A Newspaper Celebrates Its Birthday
The newspaper for which I toil began its existence 149 years ago this weekend, on Sept. 12, 1861, as the Smoky Hill and Republican Union. George W. Kingsbury was its editor and proprietor. Its slogan was, “We Join Ourselves To No Party That Does Not Carry The Flag, and Keep Step To the Music Of The Union.” The state of Kansas had joined the United States only eight months earlier as a free state and sent more than 20,000 soldiers to fight for the Union cause in the Civil War that began just two months later.
So it is no surprise that the Union newspaper supported both that cause and the party of Lincoln in its nameplate, though of course those are also the names of the rivers that meander through our town and join to form the Kansas River.
I downloaded a copy of the first issue from the Library of Congress, which has digitized the first three years of the newspaper’s existence as part of its Chronicling America project. That means anyone can go online and read or print copies of newspapers from all over the country. I am constantly amazed at this modern world, and how it allows researchers access from a computer screen and Internet connection to material that one once had to travel thousands of miles to peruse.
Kingsbury set out his political views in his opening issue, making it clear he was in the Union camp. He wrote, “It is clearly our duty to rally around the Constitution, and the glorious old flag of our country, in our common cause for the preservation and perpetuation of our glorious Union…”
Putting out a newspaper a century-and-a-half ago was tough sledding even under the best of circumstances. And producing a weekly in Junction City during a Civil War must have been brutal. For Kingsbury, this was his second attempt to put out a paper here, having been involved as the printer of the Sentinel a couple of years earlier.
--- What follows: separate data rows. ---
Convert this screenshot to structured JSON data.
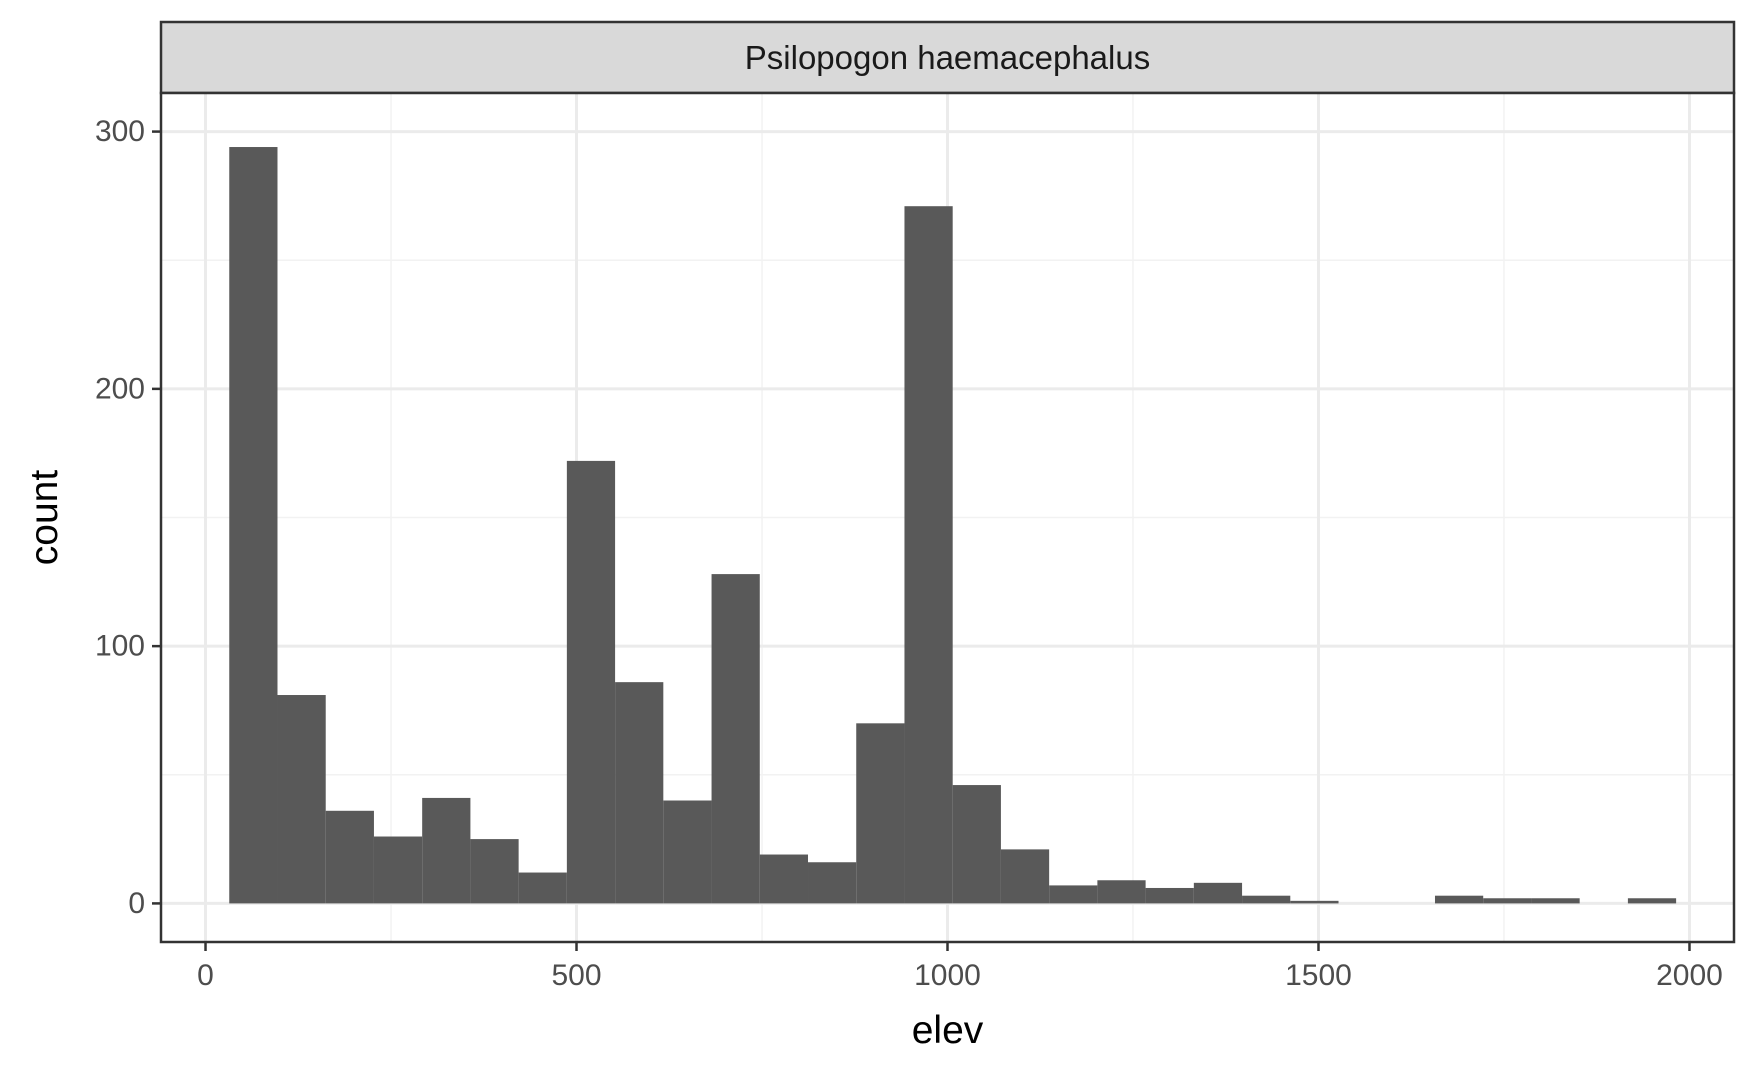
{
  "chart_data": {
    "type": "bar",
    "subtype": "histogram",
    "facet_label": "Psilopogon haemacephalus",
    "xlabel": "elev",
    "ylabel": "count",
    "xlim": [
      -60,
      2060
    ],
    "ylim": [
      -15,
      315
    ],
    "x_ticks": [
      0,
      500,
      1000,
      1500,
      2000
    ],
    "x_tick_labels": [
      "0",
      "500",
      "1000",
      "1500",
      "2000"
    ],
    "y_ticks": [
      0,
      100,
      200,
      300
    ],
    "y_tick_labels": [
      "0",
      "100",
      "200",
      "300"
    ],
    "bins": [
      {
        "x0": 32,
        "x1": 97,
        "count": 294
      },
      {
        "x0": 97,
        "x1": 162,
        "count": 81
      },
      {
        "x0": 162,
        "x1": 227,
        "count": 36
      },
      {
        "x0": 227,
        "x1": 292,
        "count": 26
      },
      {
        "x0": 292,
        "x1": 357,
        "count": 41
      },
      {
        "x0": 357,
        "x1": 422,
        "count": 25
      },
      {
        "x0": 422,
        "x1": 487,
        "count": 12
      },
      {
        "x0": 487,
        "x1": 552,
        "count": 172
      },
      {
        "x0": 552,
        "x1": 617,
        "count": 86
      },
      {
        "x0": 617,
        "x1": 682,
        "count": 40
      },
      {
        "x0": 682,
        "x1": 747,
        "count": 128
      },
      {
        "x0": 747,
        "x1": 812,
        "count": 19
      },
      {
        "x0": 812,
        "x1": 877,
        "count": 16
      },
      {
        "x0": 877,
        "x1": 942,
        "count": 70
      },
      {
        "x0": 942,
        "x1": 1007,
        "count": 271
      },
      {
        "x0": 1007,
        "x1": 1072,
        "count": 46
      },
      {
        "x0": 1072,
        "x1": 1137,
        "count": 21
      },
      {
        "x0": 1137,
        "x1": 1202,
        "count": 7
      },
      {
        "x0": 1202,
        "x1": 1267,
        "count": 9
      },
      {
        "x0": 1267,
        "x1": 1332,
        "count": 6
      },
      {
        "x0": 1332,
        "x1": 1397,
        "count": 8
      },
      {
        "x0": 1397,
        "x1": 1462,
        "count": 3
      },
      {
        "x0": 1462,
        "x1": 1527,
        "count": 1
      },
      {
        "x0": 1527,
        "x1": 1592,
        "count": 0
      },
      {
        "x0": 1592,
        "x1": 1657,
        "count": 0
      },
      {
        "x0": 1657,
        "x1": 1722,
        "count": 3
      },
      {
        "x0": 1722,
        "x1": 1787,
        "count": 2
      },
      {
        "x0": 1787,
        "x1": 1852,
        "count": 2
      },
      {
        "x0": 1852,
        "x1": 1917,
        "count": 0
      },
      {
        "x0": 1917,
        "x1": 1982,
        "count": 2
      }
    ],
    "grid": true,
    "legend": "none",
    "colors": {
      "bar_fill": "#595959",
      "panel_background": "#ffffff",
      "grid_major": "#ebebeb",
      "grid_minor": "#f2f2f2",
      "panel_border": "#333333",
      "strip_background": "#d9d9d9",
      "tick_label": "#4d4d4d",
      "axis_title": "#000000"
    }
  }
}
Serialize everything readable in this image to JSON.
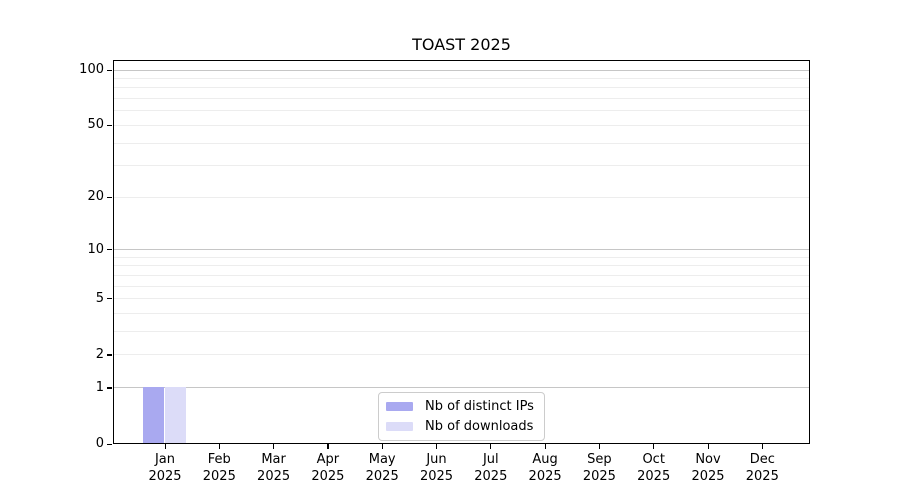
{
  "figure": {
    "title": "TOAST 2025"
  },
  "chart_data": {
    "type": "bar",
    "title": "TOAST 2025",
    "categories": [
      "Jan 2025",
      "Feb 2025",
      "Mar 2025",
      "Apr 2025",
      "May 2025",
      "Jun 2025",
      "Jul 2025",
      "Aug 2025",
      "Sep 2025",
      "Oct 2025",
      "Nov 2025",
      "Dec 2025"
    ],
    "months": [
      "Jan",
      "Feb",
      "Mar",
      "Apr",
      "May",
      "Jun",
      "Jul",
      "Aug",
      "Sep",
      "Oct",
      "Nov",
      "Dec"
    ],
    "year_label": "2025",
    "series": [
      {
        "name": "Nb of distinct IPs",
        "color": "#a9a9f0",
        "values": [
          1,
          0,
          0,
          0,
          0,
          0,
          0,
          0,
          0,
          0,
          0,
          0
        ]
      },
      {
        "name": "Nb of downloads",
        "color": "#dcdcf8",
        "values": [
          1,
          0,
          0,
          0,
          0,
          0,
          0,
          0,
          0,
          0,
          0,
          0
        ]
      }
    ],
    "y_axis": {
      "scale": "log1p",
      "ylim": [
        0,
        100
      ],
      "labeled_ticks": [
        0,
        1,
        2,
        5,
        10,
        20,
        50,
        100
      ],
      "decade_ticks": [
        1,
        10,
        100
      ],
      "minor_ticks": [
        3,
        4,
        6,
        7,
        8,
        9,
        30,
        40,
        60,
        70,
        80,
        90
      ]
    },
    "legend": {
      "position": "lower center",
      "entries": [
        "Nb of distinct IPs",
        "Nb of downloads"
      ]
    },
    "grid": true
  },
  "colors": {
    "bar_distinct_ips": "#a9a9f0",
    "bar_downloads": "#dcdcf8",
    "grid_decade": "#c6c6c6",
    "grid_minor": "#ededed",
    "axis": "#000000",
    "legend_border": "#cccccc",
    "background": "#ffffff"
  }
}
For nearly 30 years, off and on, I’ve ruined my eyesight looking at microfilm of old newspapers, for a master’s thesis on an 1840s-era Republic of Texas newspaper, and years later for a modest book published by University of Texas press. (Advice to aspiring book authors: Keep your day job.) I’ve had a hand in producing centennial issues for two different newspapers. Next year, Lord willing, our staff will produce a sesquicentennial issue to mark the 150th year for this newspaper. I’m a newspaper nerd from way back.
Only two newspapers in Kansas have stayed in business longer than this publication: the Troy Chief and the Leavenworth Times. That is quite a legacy. The Montgomery family for whom I work have been associated with the Union since 1888. It is still a family operation in a time when most newspapers are owned by corporate chains with distant ownerships. There isn’t necessarily wrong with that, but there is something comforting in the longevity, the commitment that comes with family ownership of a company over well more than a century.
I’m grateful to have come into this line of work a bit more than a century after the Union sprang into existence. Newspapering back then truly was brutal work. Type was set one character at a time, the character placed in a wooden case. Payment from both subscribers and advertisers was always iffy. Newspapers particularly in small towns like Junction City, popped up and disappeared with regularity.
Folks are predicting the demise of newspapers once again. No doubt the landscape is changing. How you get your news, even about this town, will evolve eventually. What won’t change is that nearly 150 years later, we’ll still be the place readers go to find out what happened in the chunk of the Flint Hills that we cover. Nobody does it better or more thoroughly. We’re not perfect by any means. But we plug away every day, with a small crew of folks who are trained to get the story and explain it best as they can.
That’s a family tradition the folks at this paper are proud to continue, just as they do at small papers all across this country. Next year we’ll really celebrate.